Just be aware that the "new" sequence number based ACL editor does not understand "remark" entries. No idea what it does with them, if you work it out let us know.

Not true - you can apply an empty access-list to an interface and it will have no affect on network traffic.

Once the first line of the access-list has been entered, the implicit deny takes effect at the end of the access-list, but only when there are access-list entries. If an access-list is emptied when applied to an interface, it can function without affecting network traffic until it has entries again. There are possibly some exceptions to this exception to the rule.

The recommendation previously posted of removing the access-group from the interface before modifying is a very good idea. Your changes could be entered in a such a sequence that would disconnect you before completing the change.
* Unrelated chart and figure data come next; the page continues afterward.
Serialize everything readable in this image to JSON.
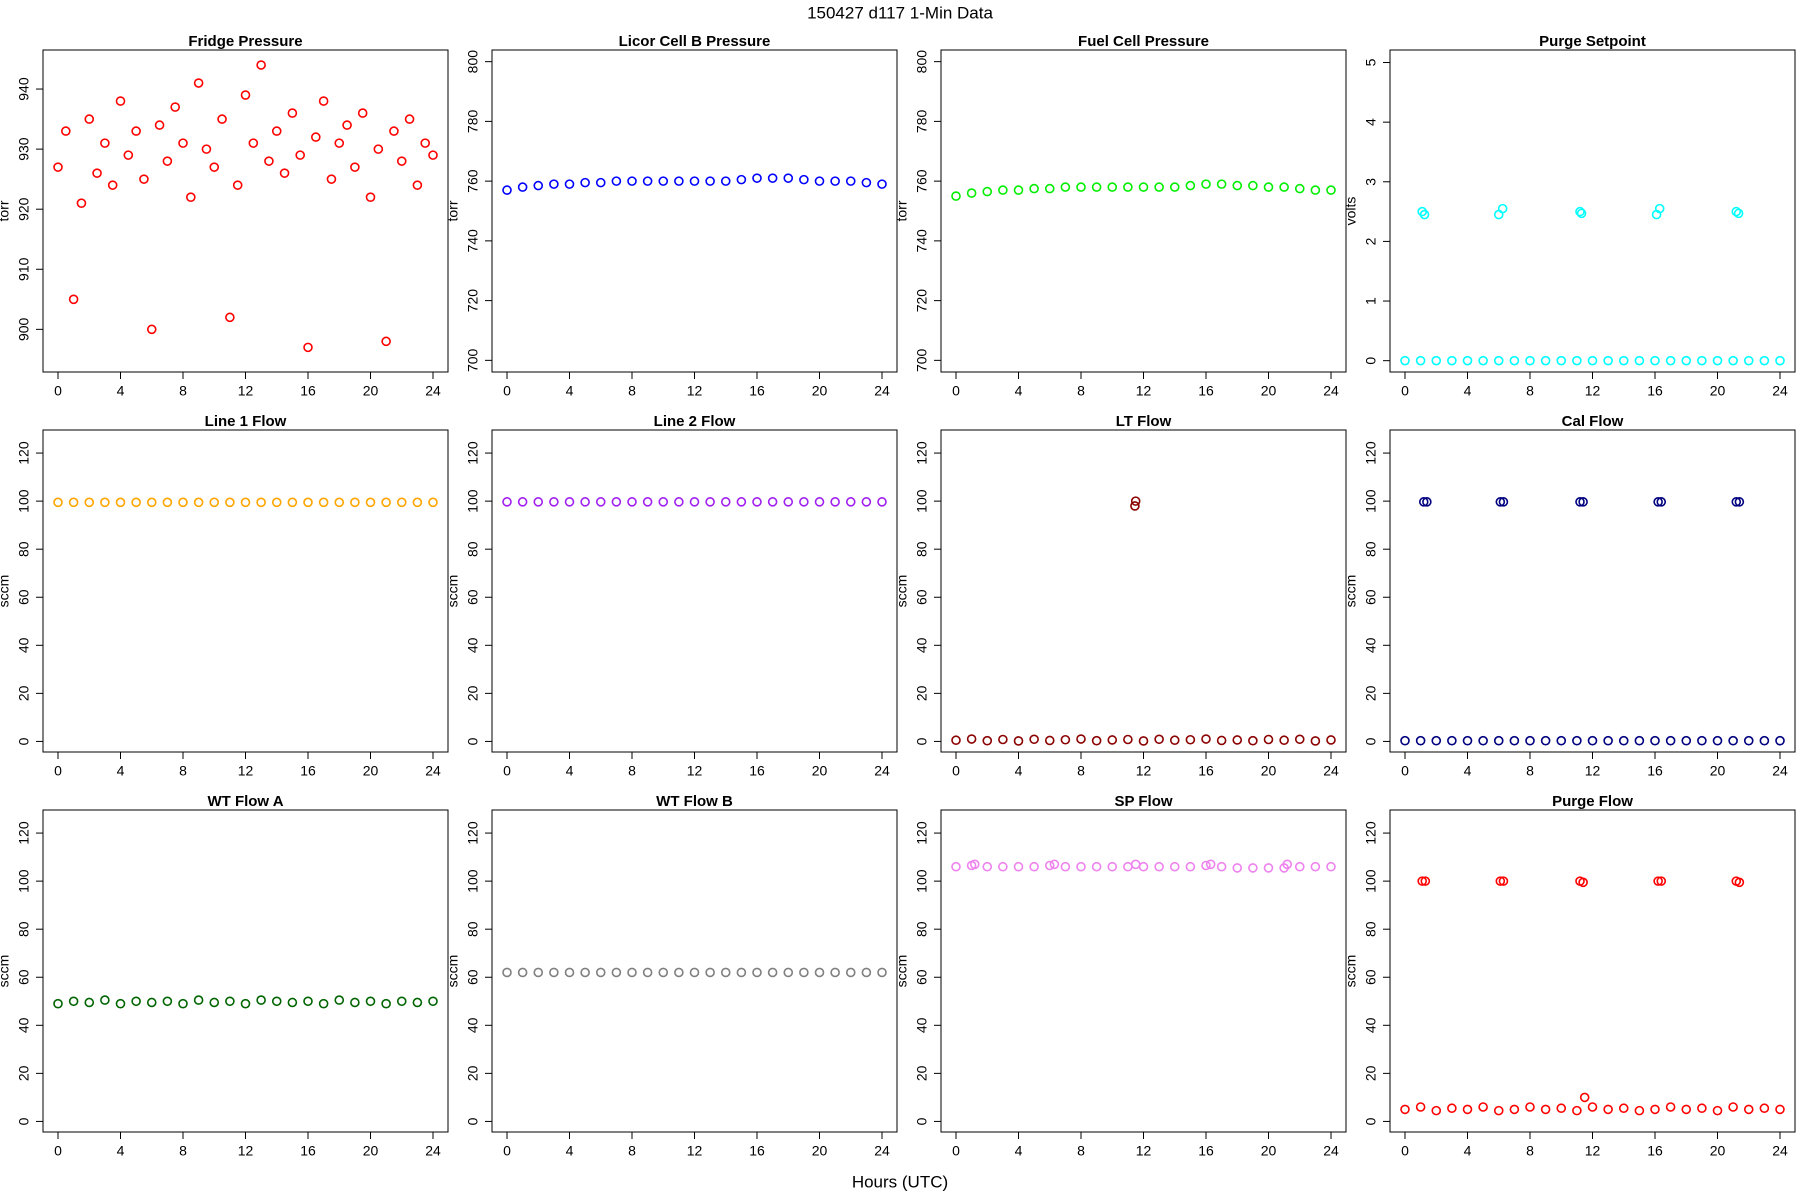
{
  "title": "150427   d117   1-Min Data",
  "x_label": "Hours (UTC)",
  "chart_data": [
    {
      "type": "scatter",
      "title": "Fridge Pressure",
      "y_label": "torr",
      "color": "#ff0000",
      "x": [
        0,
        0.5,
        1,
        1.5,
        2,
        2.5,
        3,
        3.5,
        4,
        4.5,
        5,
        5.5,
        6,
        6.5,
        7,
        7.5,
        8,
        8.5,
        9,
        9.5,
        10,
        10.5,
        11,
        11.5,
        12,
        12.5,
        13,
        13.5,
        14,
        14.5,
        15,
        15.5,
        16,
        16.5,
        17,
        17.5,
        18,
        18.5,
        19,
        19.5,
        20,
        20.5,
        21,
        21.5,
        22,
        22.5,
        23,
        23.5,
        24
      ],
      "values": [
        927,
        933,
        905,
        921,
        935,
        926,
        931,
        924,
        938,
        929,
        933,
        925,
        900,
        934,
        928,
        937,
        931,
        922,
        941,
        930,
        927,
        935,
        902,
        924,
        939,
        931,
        944,
        928,
        933,
        926,
        936,
        929,
        897,
        932,
        938,
        925,
        931,
        934,
        927,
        936,
        922,
        930,
        898,
        933,
        928,
        935,
        924,
        931,
        929
      ],
      "xlim": [
        -0.96,
        24.96
      ],
      "ylim": [
        892.9,
        946.5
      ],
      "xticks": [
        0,
        4,
        8,
        12,
        16,
        20,
        24
      ],
      "yticks": [
        900,
        910,
        920,
        930,
        940
      ]
    },
    {
      "type": "scatter",
      "title": "Licor Cell B Pressure",
      "y_label": "torr",
      "color": "#0000ff",
      "x": [
        0,
        1,
        2,
        3,
        4,
        5,
        6,
        7,
        8,
        9,
        10,
        11,
        12,
        13,
        14,
        15,
        16,
        17,
        18,
        19,
        20,
        21,
        22,
        23,
        24
      ],
      "values": [
        757,
        758,
        758.5,
        759,
        759,
        759.5,
        759.5,
        760,
        760,
        760,
        760,
        760,
        760,
        760,
        760,
        760.5,
        761,
        761,
        761,
        760.5,
        760,
        760,
        760,
        759.5,
        759
      ],
      "xlim": [
        -0.96,
        24.96
      ],
      "ylim": [
        696.1,
        803.9
      ],
      "xticks": [
        0,
        4,
        8,
        12,
        16,
        20,
        24
      ],
      "yticks": [
        700,
        720,
        740,
        760,
        780,
        800
      ]
    },
    {
      "type": "scatter",
      "title": "Fuel Cell Pressure",
      "y_label": "torr",
      "color": "#00ee00",
      "x": [
        0,
        1,
        2,
        3,
        4,
        5,
        6,
        7,
        8,
        9,
        10,
        11,
        12,
        13,
        14,
        15,
        16,
        17,
        18,
        19,
        20,
        21,
        22,
        23,
        24
      ],
      "values": [
        755,
        756,
        756.5,
        757,
        757,
        757.5,
        757.5,
        758,
        758,
        758,
        758,
        758,
        758,
        758,
        758,
        758.5,
        759,
        759,
        758.5,
        758.5,
        758,
        758,
        757.5,
        757,
        757
      ],
      "xlim": [
        -0.96,
        24.96
      ],
      "ylim": [
        696.1,
        803.9
      ],
      "xticks": [
        0,
        4,
        8,
        12,
        16,
        20,
        24
      ],
      "yticks": [
        700,
        720,
        740,
        760,
        780,
        800
      ]
    },
    {
      "type": "scatter",
      "title": "Purge Setpoint",
      "y_label": "volts",
      "color": "#00ffff",
      "x": [
        0,
        1,
        2,
        3,
        4,
        5,
        6,
        7,
        8,
        9,
        10,
        11,
        12,
        13,
        14,
        15,
        16,
        17,
        18,
        19,
        20,
        21,
        22,
        23,
        24,
        1.1,
        1.25,
        6.0,
        6.25,
        11.2,
        11.3,
        16.1,
        16.3,
        21.2,
        21.35
      ],
      "values": [
        0,
        0,
        0,
        0,
        0,
        0,
        0,
        0,
        0,
        0,
        0,
        0,
        0,
        0,
        0,
        0,
        0,
        0,
        0,
        0,
        0,
        0,
        0,
        0,
        0,
        2.5,
        2.45,
        2.45,
        2.55,
        2.5,
        2.47,
        2.45,
        2.55,
        2.5,
        2.47
      ],
      "xlim": [
        -0.96,
        24.96
      ],
      "ylim": [
        -0.19,
        5.21
      ],
      "xticks": [
        0,
        4,
        8,
        12,
        16,
        20,
        24
      ],
      "yticks": [
        0,
        1,
        2,
        3,
        4,
        5
      ]
    },
    {
      "type": "scatter",
      "title": "Line 1 Flow",
      "y_label": "sccm",
      "color": "#ffa500",
      "x": [
        0,
        1,
        2,
        3,
        4,
        5,
        6,
        7,
        8,
        9,
        10,
        11,
        12,
        13,
        14,
        15,
        16,
        17,
        18,
        19,
        20,
        21,
        22,
        23,
        24
      ],
      "values": [
        99.5,
        99.5,
        99.5,
        99.5,
        99.5,
        99.5,
        99.5,
        99.5,
        99.5,
        99.5,
        99.5,
        99.5,
        99.5,
        99.5,
        99.5,
        99.5,
        99.5,
        99.5,
        99.5,
        99.5,
        99.5,
        99.5,
        99.5,
        99.5,
        99.5
      ],
      "xlim": [
        -0.96,
        24.96
      ],
      "ylim": [
        -4.4,
        129.6
      ],
      "xticks": [
        0,
        4,
        8,
        12,
        16,
        20,
        24
      ],
      "yticks": [
        0,
        20,
        40,
        60,
        80,
        100,
        120
      ]
    },
    {
      "type": "scatter",
      "title": "Line 2 Flow",
      "y_label": "sccm",
      "color": "#a020f0",
      "x": [
        0,
        1,
        2,
        3,
        4,
        5,
        6,
        7,
        8,
        9,
        10,
        11,
        12,
        13,
        14,
        15,
        16,
        17,
        18,
        19,
        20,
        21,
        22,
        23,
        24
      ],
      "values": [
        99.7,
        99.7,
        99.7,
        99.7,
        99.7,
        99.7,
        99.7,
        99.7,
        99.7,
        99.7,
        99.7,
        99.7,
        99.7,
        99.7,
        99.7,
        99.7,
        99.7,
        99.7,
        99.7,
        99.7,
        99.7,
        99.7,
        99.7,
        99.7,
        99.7
      ],
      "xlim": [
        -0.96,
        24.96
      ],
      "ylim": [
        -4.4,
        129.6
      ],
      "xticks": [
        0,
        4,
        8,
        12,
        16,
        20,
        24
      ],
      "yticks": [
        0,
        20,
        40,
        60,
        80,
        100,
        120
      ]
    },
    {
      "type": "scatter",
      "title": "LT Flow",
      "y_label": "sccm",
      "color": "#8b0000",
      "x": [
        0,
        1,
        2,
        3,
        4,
        5,
        6,
        7,
        8,
        9,
        10,
        11,
        12,
        13,
        14,
        15,
        16,
        17,
        18,
        19,
        20,
        21,
        22,
        23,
        24,
        11.5,
        11.45
      ],
      "values": [
        0.5,
        1,
        0.3,
        0.8,
        0.2,
        0.9,
        0.4,
        0.7,
        1,
        0.3,
        0.6,
        0.8,
        0.2,
        0.9,
        0.5,
        0.7,
        1,
        0.4,
        0.6,
        0.3,
        0.8,
        0.5,
        0.9,
        0.2,
        0.6,
        100,
        98
      ],
      "xlim": [
        -0.96,
        24.96
      ],
      "ylim": [
        -4.4,
        129.6
      ],
      "xticks": [
        0,
        4,
        8,
        12,
        16,
        20,
        24
      ],
      "yticks": [
        0,
        20,
        40,
        60,
        80,
        100,
        120
      ]
    },
    {
      "type": "scatter",
      "title": "Cal Flow",
      "y_label": "sccm",
      "color": "#000080",
      "x": [
        0,
        1,
        2,
        3,
        4,
        5,
        6,
        7,
        8,
        9,
        10,
        11,
        12,
        13,
        14,
        15,
        16,
        17,
        18,
        19,
        20,
        21,
        22,
        23,
        24,
        1.2,
        1.4,
        6.1,
        6.3,
        11.2,
        11.4,
        16.2,
        16.4,
        21.2,
        21.4
      ],
      "values": [
        0.3,
        0.3,
        0.3,
        0.3,
        0.3,
        0.3,
        0.3,
        0.3,
        0.3,
        0.3,
        0.3,
        0.3,
        0.3,
        0.3,
        0.3,
        0.3,
        0.3,
        0.3,
        0.3,
        0.3,
        0.3,
        0.3,
        0.3,
        0.3,
        0.3,
        99.7,
        99.7,
        99.7,
        99.7,
        99.7,
        99.7,
        99.7,
        99.7,
        99.7,
        99.7
      ],
      "xlim": [
        -0.96,
        24.96
      ],
      "ylim": [
        -4.4,
        129.6
      ],
      "xticks": [
        0,
        4,
        8,
        12,
        16,
        20,
        24
      ],
      "yticks": [
        0,
        20,
        40,
        60,
        80,
        100,
        120
      ]
    },
    {
      "type": "scatter",
      "title": "WT Flow A",
      "y_label": "sccm",
      "color": "#006400",
      "x": [
        0,
        1,
        2,
        3,
        4,
        5,
        6,
        7,
        8,
        9,
        10,
        11,
        12,
        13,
        14,
        15,
        16,
        17,
        18,
        19,
        20,
        21,
        22,
        23,
        24
      ],
      "values": [
        49,
        50,
        49.5,
        50.5,
        49,
        50,
        49.5,
        50,
        49,
        50.5,
        49.5,
        50,
        49,
        50.5,
        50,
        49.5,
        50,
        49,
        50.5,
        49.5,
        50,
        49,
        50,
        49.5,
        50
      ],
      "xlim": [
        -0.96,
        24.96
      ],
      "ylim": [
        -4.4,
        129.6
      ],
      "xticks": [
        0,
        4,
        8,
        12,
        16,
        20,
        24
      ],
      "yticks": [
        0,
        20,
        40,
        60,
        80,
        100,
        120
      ]
    },
    {
      "type": "scatter",
      "title": "WT Flow B",
      "y_label": "sccm",
      "color": "#808080",
      "x": [
        0,
        1,
        2,
        3,
        4,
        5,
        6,
        7,
        8,
        9,
        10,
        11,
        12,
        13,
        14,
        15,
        16,
        17,
        18,
        19,
        20,
        21,
        22,
        23,
        24
      ],
      "values": [
        62,
        62,
        62,
        62,
        62,
        62,
        62,
        62,
        62,
        62,
        62,
        62,
        62,
        62,
        62,
        62,
        62,
        62,
        62,
        62,
        62,
        62,
        62,
        62,
        62
      ],
      "xlim": [
        -0.96,
        24.96
      ],
      "ylim": [
        -4.4,
        129.6
      ],
      "xticks": [
        0,
        4,
        8,
        12,
        16,
        20,
        24
      ],
      "yticks": [
        0,
        20,
        40,
        60,
        80,
        100,
        120
      ]
    },
    {
      "type": "scatter",
      "title": "SP Flow",
      "y_label": "sccm",
      "color": "#ee82ee",
      "x": [
        0,
        1,
        2,
        3,
        4,
        5,
        6,
        7,
        8,
        9,
        10,
        11,
        12,
        13,
        14,
        15,
        16,
        17,
        18,
        19,
        20,
        21,
        22,
        23,
        24,
        1.2,
        6.3,
        11.5,
        16.3,
        21.2
      ],
      "values": [
        106,
        106.5,
        106,
        106,
        106,
        106,
        106.5,
        106,
        106,
        106,
        106,
        106,
        106,
        106,
        106,
        106,
        106.5,
        106,
        105.5,
        105.5,
        105.5,
        105.5,
        106,
        106,
        106,
        107,
        107,
        107,
        107,
        107
      ],
      "xlim": [
        -0.96,
        24.96
      ],
      "ylim": [
        -4.4,
        129.6
      ],
      "xticks": [
        0,
        4,
        8,
        12,
        16,
        20,
        24
      ],
      "yticks": [
        0,
        20,
        40,
        60,
        80,
        100,
        120
      ]
    },
    {
      "type": "scatter",
      "title": "Purge Flow",
      "y_label": "sccm",
      "color": "#ff0000",
      "x": [
        0,
        1,
        2,
        3,
        4,
        5,
        6,
        7,
        8,
        9,
        10,
        11,
        12,
        13,
        14,
        15,
        16,
        17,
        18,
        19,
        20,
        21,
        22,
        23,
        24,
        1.1,
        1.3,
        6.1,
        6.3,
        11.2,
        11.4,
        16.2,
        16.4,
        21.2,
        21.4,
        11.5
      ],
      "values": [
        5,
        6,
        4.5,
        5.5,
        5,
        6,
        4.5,
        5,
        6,
        5,
        5.5,
        4.5,
        6,
        5,
        5.5,
        4.5,
        5,
        6,
        5,
        5.5,
        4.5,
        6,
        5,
        5.5,
        5,
        100,
        100,
        100,
        100,
        100,
        99.5,
        100,
        100,
        100,
        99.5,
        10
      ],
      "xlim": [
        -0.96,
        24.96
      ],
      "ylim": [
        -4.4,
        129.6
      ],
      "xticks": [
        0,
        4,
        8,
        12,
        16,
        20,
        24
      ],
      "yticks": [
        0,
        20,
        40,
        60,
        80,
        100,
        120
      ]
    }
  ]
}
Proof of this was demonstrated and then included below.

Sam's recommendation was to create a new ACL and access-group that into control of the interface with the new contents (and he then did some cleanup work on the old ACL.) That procedure works fine and prevents any interruption of service (provided the new ACL doesn't have any bugs in it!).

If you just remove an access-group from an interface before modifying the access-list, you temporarily allow too much access to the interface, which is not a good thing. Especially if someone is DoS'ing you at the time.